No domingo, o ‘Jornal de Notícias’ trouxe a história para o centro da discussão. Dois juízes do Tribunal da Relação do Porto assinavam um acórdão, fundamentando a sua decisão com a Bíblia, o Código Penal de 1886 e as perceções que a sociedade tem dos comportamentos sexuais de uma mulher.
No acórdão da Relação do Porto, datado de 11 de outubro, o juiz relator faz censura moral a uma mulher de Felgueiras vítima de violência doméstica, minimizando este crime pelo facto de ela ter cometido adultério.
A história já havia sido contada pelo canal europeu Euronews, que falou com Frederico Moyano Marques, da APAV e dá conta da denúncia de movimentos pelos direitos das mulheres, que dizem não ser este um caso isolado.
Esta terça-feira, porém, a história ganhou uma maior amplitude, depois de ter sido relatada pela agência britânica Reuters. O texto foi depois replicado pelo ‘Guardian’ um dos principais jornais britânicos, que no título dá conta da revolta em Portugal com a decisão dos juízes.
"A patriarquia ultraortodoxa - um dos pilares da ditadura fascista de António Salazar até à revolução de 1974 - ainda sobrevive em partes de Portugal", escreve a agência.

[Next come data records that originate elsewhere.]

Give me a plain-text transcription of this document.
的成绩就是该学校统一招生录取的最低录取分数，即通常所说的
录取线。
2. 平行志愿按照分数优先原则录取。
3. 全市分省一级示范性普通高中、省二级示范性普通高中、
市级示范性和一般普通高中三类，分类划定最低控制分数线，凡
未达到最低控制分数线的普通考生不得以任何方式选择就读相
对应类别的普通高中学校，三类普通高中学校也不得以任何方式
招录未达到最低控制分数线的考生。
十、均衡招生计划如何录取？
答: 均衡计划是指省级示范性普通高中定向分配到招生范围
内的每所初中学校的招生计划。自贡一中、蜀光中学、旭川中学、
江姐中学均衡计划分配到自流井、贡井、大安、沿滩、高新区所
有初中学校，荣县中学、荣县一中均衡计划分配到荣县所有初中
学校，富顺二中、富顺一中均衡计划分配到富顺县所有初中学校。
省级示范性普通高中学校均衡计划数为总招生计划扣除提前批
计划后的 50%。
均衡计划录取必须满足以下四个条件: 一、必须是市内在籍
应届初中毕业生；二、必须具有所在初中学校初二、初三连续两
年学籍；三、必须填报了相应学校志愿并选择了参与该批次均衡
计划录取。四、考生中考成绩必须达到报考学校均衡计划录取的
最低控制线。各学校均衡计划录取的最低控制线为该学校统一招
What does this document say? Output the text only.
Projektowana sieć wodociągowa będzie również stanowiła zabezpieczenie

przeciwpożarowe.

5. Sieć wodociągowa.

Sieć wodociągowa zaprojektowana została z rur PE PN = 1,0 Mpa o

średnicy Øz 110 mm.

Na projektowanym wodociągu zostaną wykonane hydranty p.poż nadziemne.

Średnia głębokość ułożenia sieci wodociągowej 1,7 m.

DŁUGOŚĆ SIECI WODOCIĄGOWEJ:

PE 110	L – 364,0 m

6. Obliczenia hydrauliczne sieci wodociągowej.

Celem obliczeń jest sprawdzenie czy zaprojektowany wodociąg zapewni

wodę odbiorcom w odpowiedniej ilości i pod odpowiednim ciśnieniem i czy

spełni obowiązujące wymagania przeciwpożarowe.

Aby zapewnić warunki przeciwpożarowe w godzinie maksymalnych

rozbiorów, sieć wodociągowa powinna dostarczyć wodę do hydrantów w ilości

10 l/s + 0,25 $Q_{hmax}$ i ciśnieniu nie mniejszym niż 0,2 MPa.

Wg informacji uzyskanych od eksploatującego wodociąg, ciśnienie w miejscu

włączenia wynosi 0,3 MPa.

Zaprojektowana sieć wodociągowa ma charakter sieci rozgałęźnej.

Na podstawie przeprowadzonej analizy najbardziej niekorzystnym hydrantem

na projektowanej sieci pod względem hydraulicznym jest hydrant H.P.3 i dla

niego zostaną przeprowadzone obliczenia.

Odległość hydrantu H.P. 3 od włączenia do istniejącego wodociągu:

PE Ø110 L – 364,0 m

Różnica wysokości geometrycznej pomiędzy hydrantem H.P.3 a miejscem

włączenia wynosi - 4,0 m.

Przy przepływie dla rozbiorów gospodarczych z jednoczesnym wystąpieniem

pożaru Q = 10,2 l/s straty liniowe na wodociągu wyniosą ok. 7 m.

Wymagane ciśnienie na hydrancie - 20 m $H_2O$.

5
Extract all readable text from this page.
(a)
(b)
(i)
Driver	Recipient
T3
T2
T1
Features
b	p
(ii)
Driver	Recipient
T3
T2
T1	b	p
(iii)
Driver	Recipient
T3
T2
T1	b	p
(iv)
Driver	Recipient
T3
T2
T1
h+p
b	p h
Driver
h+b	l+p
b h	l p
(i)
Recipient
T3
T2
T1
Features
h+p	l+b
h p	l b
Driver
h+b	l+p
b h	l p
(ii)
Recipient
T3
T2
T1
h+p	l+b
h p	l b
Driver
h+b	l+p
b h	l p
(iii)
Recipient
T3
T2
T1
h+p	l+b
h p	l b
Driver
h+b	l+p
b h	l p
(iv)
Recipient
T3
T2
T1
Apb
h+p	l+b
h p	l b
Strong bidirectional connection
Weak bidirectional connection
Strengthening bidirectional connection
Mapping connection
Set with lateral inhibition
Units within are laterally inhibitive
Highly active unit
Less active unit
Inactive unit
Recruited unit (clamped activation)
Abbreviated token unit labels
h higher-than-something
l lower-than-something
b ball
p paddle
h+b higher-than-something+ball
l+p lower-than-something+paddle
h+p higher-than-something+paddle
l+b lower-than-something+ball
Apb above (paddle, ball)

Também ontem, a Amnistia Internacional Portugal considerava que o acórdão judicial do Tribunal da Relação do Porto que minimiza a violência doméstica contra uma mulher, alicerçado em censura moral, “viola” as obrigações internacionais a que Portugal está vinculado.
“A Amnistia Internacional Portugal defende a ausência de considerações de caráter religioso como fundamentação jurídica em nome do respeito do princípio da laicidade e em nome da igualdade e do respeito por todas as religiões”, realçou a associação em comunicado.
E acrescentou: “o Código Penal Português de 1886, citado no acórdão do tribunal da Relação do Porto, foi revogado pelo Código Penal de 1982, revisto pelo Decreto-Lei 48/95, de 15 de março. Assim, o Código Penal de 1886, citado no acórdão, não é fonte de direito português, não podendo ser utilizado pelos tribunais. A sua utilização revela a ineficácia da justiça portuguesa”.
A amnistia diz-se “preocupada” não só pela atuação dos juízes desembargadores ao “arrepio” dos preceitos legais e constitucionais, mas pelo espelhar de uma cultura e justiça promotora de "misoginia", sem ter em conta os direitos das mulheres e à compreensão do uso de violência para vingar a honra e a dignidade.
Lembrou também que Portugal está vinculado não só aos tratados internacionais de direitos humanos dos quais é signatário, mas também se encontra vinculado, desde 01 de agosto de 2014, às obrigações previstas na Convenção do Conselho da Europa para a Prevenção e o Combate à Violência Contra as Mulheres e a Violência Doméstica, comummente conhecida como Convenção de Istambul.
Outras associações têm vindo a mostrar repúdio pela decisão dos juízes portuenses.
Em reação, o Conselho Superior da Magistratura (CSM), diz em comunicado que os tribunais "são independentes e os juízes nas suas decisões apenas devem obediência à Constituição e à lei, salvo o dever de acatamento das decisões proferidas em via de recurso pelos tribunais superiores", não podendo o CSM, por isso, intervir.
O CSM alerta, contudo, que as sentenças dos tribunais devem "espelhar" essa fonte de legitimidade, "realizando a justiça do caso concreto sem obediência ou expressão de posições ideológicas e filosóficas claramente contrastantes com o sentimento jurídico da sociedade em cada momento, expresso, em primeira linha, na Constituição e Leis da República, aqui se incluindo, tipicamente, os princípios da igualdade de género e da laicidade do Estado".
Mais de 5 mil pessoas assinaram entretanto uma petição que apela à tomada de posição do Conselho Superior de Magistratura (CSM) e do Provedor de Justiça sobre a argumentação de um juiz da Relação do Porto num caso de violência doméstica.
Os signatários da petição, que pelas 08:30, segundo a página da internet Petição Publica, já reunia 5.019 assinaturas, dizem-se “chocados com a argumentação” apresentada, manifestam repúdio, pedem ao CSM e ao Provedor de Justiça que tomem posição e apelam a uma "reflexão urgente e séria" sobre a necessidade de alterar o sistema de e/ou avaliação dos juízes, "para que casos como este sejam evitados no futuro".